8. Such cute little cars! Thanks so much for sharing! I will definitely be using this next year!

• I think you’ll really like it, Cindy! It’s a great assessment tool.

9. Great idea! Thank you so much! I know EXACTLY where I’m going to put this, and use it daily. Thank you for the great idea and creativity!

10. Love this! Thank You!

• You’re welcome!

11. Thank you!!! This is absolutely wonderful!

• My pleasure! 🙂

12. I have printed, displayed and used my parking lot this year. Such a quick and easy way to get a picture of where each student is on a particular concept. Thank you so much!

• Thanks for letting me know how well it worked for you, Sharon!

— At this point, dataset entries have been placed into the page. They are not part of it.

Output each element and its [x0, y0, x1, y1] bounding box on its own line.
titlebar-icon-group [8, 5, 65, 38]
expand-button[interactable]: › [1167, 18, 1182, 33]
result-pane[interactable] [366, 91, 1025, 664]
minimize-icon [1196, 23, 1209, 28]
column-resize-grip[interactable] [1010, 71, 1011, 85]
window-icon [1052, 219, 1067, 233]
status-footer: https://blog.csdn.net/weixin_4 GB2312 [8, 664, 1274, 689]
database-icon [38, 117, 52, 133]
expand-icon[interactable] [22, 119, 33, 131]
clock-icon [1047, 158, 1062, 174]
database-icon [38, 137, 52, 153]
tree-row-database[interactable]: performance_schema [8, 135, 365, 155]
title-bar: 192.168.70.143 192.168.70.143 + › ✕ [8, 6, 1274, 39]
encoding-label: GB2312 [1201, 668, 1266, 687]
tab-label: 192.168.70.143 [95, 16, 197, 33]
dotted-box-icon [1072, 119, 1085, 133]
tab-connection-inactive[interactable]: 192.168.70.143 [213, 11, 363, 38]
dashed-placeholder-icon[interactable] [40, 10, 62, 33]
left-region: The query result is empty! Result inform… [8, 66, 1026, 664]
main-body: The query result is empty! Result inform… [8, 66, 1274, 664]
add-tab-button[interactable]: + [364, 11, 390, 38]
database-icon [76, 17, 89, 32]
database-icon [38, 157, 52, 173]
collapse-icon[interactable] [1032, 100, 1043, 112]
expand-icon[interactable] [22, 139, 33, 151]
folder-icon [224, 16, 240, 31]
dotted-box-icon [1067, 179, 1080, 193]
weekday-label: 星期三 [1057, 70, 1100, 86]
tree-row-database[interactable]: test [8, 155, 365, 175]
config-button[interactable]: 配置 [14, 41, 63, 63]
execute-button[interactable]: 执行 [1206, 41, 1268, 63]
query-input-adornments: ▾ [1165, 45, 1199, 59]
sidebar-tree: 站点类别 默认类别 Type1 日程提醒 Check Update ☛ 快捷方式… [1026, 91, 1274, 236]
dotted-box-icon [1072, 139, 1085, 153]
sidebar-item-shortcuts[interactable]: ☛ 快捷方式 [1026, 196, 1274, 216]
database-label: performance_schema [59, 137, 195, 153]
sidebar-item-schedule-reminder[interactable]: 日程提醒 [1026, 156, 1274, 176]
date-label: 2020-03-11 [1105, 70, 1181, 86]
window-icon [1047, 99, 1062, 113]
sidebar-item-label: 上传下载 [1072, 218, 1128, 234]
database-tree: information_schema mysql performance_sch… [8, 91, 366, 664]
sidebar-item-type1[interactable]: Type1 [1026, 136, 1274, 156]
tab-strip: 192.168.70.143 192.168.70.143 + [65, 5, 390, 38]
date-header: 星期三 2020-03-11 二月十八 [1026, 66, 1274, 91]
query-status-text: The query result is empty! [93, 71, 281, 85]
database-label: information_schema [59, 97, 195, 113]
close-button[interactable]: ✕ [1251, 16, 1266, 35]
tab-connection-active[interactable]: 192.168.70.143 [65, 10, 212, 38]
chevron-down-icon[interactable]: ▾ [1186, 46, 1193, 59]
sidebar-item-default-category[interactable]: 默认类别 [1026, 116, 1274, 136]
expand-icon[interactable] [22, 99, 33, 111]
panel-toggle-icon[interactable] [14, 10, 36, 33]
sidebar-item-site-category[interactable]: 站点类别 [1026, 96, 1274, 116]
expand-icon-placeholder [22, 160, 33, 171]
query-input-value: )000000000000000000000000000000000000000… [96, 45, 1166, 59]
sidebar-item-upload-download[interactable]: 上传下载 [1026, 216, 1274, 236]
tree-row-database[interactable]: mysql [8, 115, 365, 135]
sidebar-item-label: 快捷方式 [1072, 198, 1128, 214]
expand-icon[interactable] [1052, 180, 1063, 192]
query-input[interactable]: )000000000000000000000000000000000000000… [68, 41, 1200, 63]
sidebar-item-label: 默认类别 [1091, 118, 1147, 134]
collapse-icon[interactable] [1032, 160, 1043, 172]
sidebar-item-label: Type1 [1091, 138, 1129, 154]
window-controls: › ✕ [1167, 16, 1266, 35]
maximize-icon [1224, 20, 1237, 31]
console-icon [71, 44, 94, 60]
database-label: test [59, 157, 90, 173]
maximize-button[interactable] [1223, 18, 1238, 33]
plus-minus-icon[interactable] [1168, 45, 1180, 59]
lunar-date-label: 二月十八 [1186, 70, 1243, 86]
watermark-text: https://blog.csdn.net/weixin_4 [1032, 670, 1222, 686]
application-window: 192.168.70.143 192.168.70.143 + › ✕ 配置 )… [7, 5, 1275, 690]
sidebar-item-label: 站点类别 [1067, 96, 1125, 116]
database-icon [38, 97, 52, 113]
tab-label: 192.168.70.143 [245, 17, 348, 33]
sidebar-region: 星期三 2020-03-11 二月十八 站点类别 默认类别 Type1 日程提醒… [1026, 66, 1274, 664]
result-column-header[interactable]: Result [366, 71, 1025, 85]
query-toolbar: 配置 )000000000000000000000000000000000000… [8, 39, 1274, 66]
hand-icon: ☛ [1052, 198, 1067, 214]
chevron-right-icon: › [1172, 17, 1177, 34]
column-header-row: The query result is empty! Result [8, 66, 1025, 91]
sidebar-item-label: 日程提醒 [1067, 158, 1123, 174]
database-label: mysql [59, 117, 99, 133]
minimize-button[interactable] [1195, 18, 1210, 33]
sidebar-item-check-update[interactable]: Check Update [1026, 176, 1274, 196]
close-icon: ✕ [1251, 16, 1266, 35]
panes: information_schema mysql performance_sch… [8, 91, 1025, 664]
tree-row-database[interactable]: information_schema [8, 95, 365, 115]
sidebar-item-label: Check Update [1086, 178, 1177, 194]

13. This looks like a great idea, but 1 question- where are you putting the questions/problems/tasks that the kids do?

14. Excellent idea! Thank you for sharing and caring. I am a big fan of your math ideas and tools

15. I have been looking for a parking lot to allow students to post questions or thoughts. Have you ever been in the middle of a lesson and a student asks or comments on something unrelated to your teaching? The parking lot is a perfect place for the student to place a posted note with his or her thoughts or questions to discuss later.

• I’ve definitely seen that technique used with adult learners at professional development sessions, Sharon. It would work just as well in a classroom!

16. Thank you for sharing.

• Always happy to! 🙂

17. Hi!

I’m an editor for BuzzFeed and I love your site! We’d love to include a photo of yours from this post (with full credit and a prominent link back to the original post on your site) in a BuzzFeed roundup of smart ideas for classrooms.

And potentially use other photos of yours in posts in the future. Would that be OK with you? Let me know, and thanks!

Natalie Brown
[email protected]
buzzfeed.com/nataliebrown

• Is your parking lot still available? When I tried downloading it I got a message stating it was trashed by the owner.

• I just checked the links and they worked. Maybe a temporary glitch?

• Love this but file says trashed by owner?

• I just tried it, and the link worked for me.

• I just tried it and the Number of the Day link – they both say “trashed by the owner”.